Started by Anonymous, November 18, 2008, 10:06:30 PM

Previous topic - Next topic

Anonymous

http://www.sacred-texts.com/gno/gar/gar54.htm

QuoteThe above is an unusually brilliant specimen of the logic of the Brotherhood, that assumes in every notice of building and builders to be found in antiquity a recognition of the then existence of their own society exactly as at present constituted. The old guild of working-masons seems to have made pretensions of the same nature (if we allow the genuineness of the supposed Bodleian MS. copied by Locke); for their great patron Henry VI. informs his scholar that "the Mystery was first brought into England by Peter Gower" (Pythagoras)--a corruption of the name, by the way; plainly betraying that he had obtained this piece of information from a French mouth, probably from some one in the suite of his queen. It is not unlikely that this connexion of the Father of Mathematics with the building trade arose from the study of that science by the Greek and Roman architects: for upon the vital importance of a knowledge of Mathematics to his own profession Vitruvius repeatedly and strongly insists. But this very king, whom our Freemasons claim as their chief resuscitator, furnishes the most conclusive evidence against the reality of their modern pretensions.

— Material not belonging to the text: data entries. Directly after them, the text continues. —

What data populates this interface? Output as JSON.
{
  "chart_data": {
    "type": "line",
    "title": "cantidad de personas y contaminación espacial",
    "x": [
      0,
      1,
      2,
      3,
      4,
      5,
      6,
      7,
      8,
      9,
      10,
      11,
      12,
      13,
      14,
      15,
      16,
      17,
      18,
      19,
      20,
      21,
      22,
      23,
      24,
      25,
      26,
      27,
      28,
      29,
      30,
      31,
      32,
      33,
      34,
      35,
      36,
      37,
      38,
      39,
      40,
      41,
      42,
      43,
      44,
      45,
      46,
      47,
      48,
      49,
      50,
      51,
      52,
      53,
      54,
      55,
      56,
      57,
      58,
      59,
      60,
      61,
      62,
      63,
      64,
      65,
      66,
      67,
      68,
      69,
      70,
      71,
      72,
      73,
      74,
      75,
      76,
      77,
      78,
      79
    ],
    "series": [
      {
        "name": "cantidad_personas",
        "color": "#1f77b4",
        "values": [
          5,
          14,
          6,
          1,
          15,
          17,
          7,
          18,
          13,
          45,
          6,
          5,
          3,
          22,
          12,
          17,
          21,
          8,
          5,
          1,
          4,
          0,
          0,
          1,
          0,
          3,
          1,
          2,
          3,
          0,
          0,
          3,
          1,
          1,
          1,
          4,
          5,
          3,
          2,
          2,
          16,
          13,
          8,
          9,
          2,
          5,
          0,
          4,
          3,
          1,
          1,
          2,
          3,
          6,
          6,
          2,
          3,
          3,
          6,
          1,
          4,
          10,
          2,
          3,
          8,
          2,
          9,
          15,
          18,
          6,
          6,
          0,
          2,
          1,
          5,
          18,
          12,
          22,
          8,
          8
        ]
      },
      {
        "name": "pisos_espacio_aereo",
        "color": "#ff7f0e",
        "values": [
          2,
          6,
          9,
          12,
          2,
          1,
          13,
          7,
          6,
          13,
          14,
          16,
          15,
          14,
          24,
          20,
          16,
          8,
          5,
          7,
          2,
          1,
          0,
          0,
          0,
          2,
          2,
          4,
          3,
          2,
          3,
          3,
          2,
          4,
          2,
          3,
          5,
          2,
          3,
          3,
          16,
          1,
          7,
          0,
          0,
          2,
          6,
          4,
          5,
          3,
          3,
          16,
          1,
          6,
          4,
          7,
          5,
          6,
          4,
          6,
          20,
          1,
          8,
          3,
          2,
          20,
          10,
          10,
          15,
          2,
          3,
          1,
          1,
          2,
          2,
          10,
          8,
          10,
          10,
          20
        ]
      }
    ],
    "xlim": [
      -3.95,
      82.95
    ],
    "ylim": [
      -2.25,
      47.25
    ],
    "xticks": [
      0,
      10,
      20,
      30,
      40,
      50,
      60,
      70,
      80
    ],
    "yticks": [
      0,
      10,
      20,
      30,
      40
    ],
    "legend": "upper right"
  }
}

http://www.masonicdictionary.com/pythagoras.html

QuoteAfter this account of the Pythagorean school, the Freemason will find no difficulty in understanding that part of the so called Lowland Manuscript which is said to have so much puzzled the great metaphysician John Locke. This manuscript-the question of its authenticity is not here entered upon-has the following interesting paragraphs:

How comede ytt-Fremasonryn Engellonde? Peter Gower, a Grecian, journeyeded for kunnynge ye Egypte and in Syria, and yn everyche londe whereat the Venetians hadde plauntedde Maconrye, and wynnynge entraunce yn al Lodges of Maconnes, he lerned muche and retournedde and worked yn Grecia Magna wachsynge and becommynge a myghtye wysacre and gratelyche renowned, and here he framed a grate Lodge at Groton, and maked many Maconnes, some whereoffe dyd journeye yn Fraunce, and maked manye Maconnes wherefromme, yn process of tyme, the arte passed yn Engelonde.

Locke confesses that he was at first puzzled with those strange names, Peter Gower, Groton, and the Venetians; but a little thinking taught him that they were only corruptions of Pythagoras, Crotona, and the Phenicians. It is not singular that the old Freemasons should have called Pythagoras their "ancient friend and Brother," and should have dedicated to him one of their geometrical symbols, the forty-seventh problem of Euclid; an epithet and a custom that have, by the force of habit, been retained in all the modern instructions of the Craft.

Recent conclusions ascribe to Pythagoras and his followers equal esteem to that accorded them by the old Freemasons. In their mathematical work the leading characteristic was a combination of arithmetic and geometry. The studies containing the germ of algebra were developed in the Pythagorean School into a true scientific method in its theory of proportion and in fact Pythagoras has been not only credited with a method common in value to all branches of mathematics but to be personally comparable himself with Descartes who decisively combined geometry and algebra.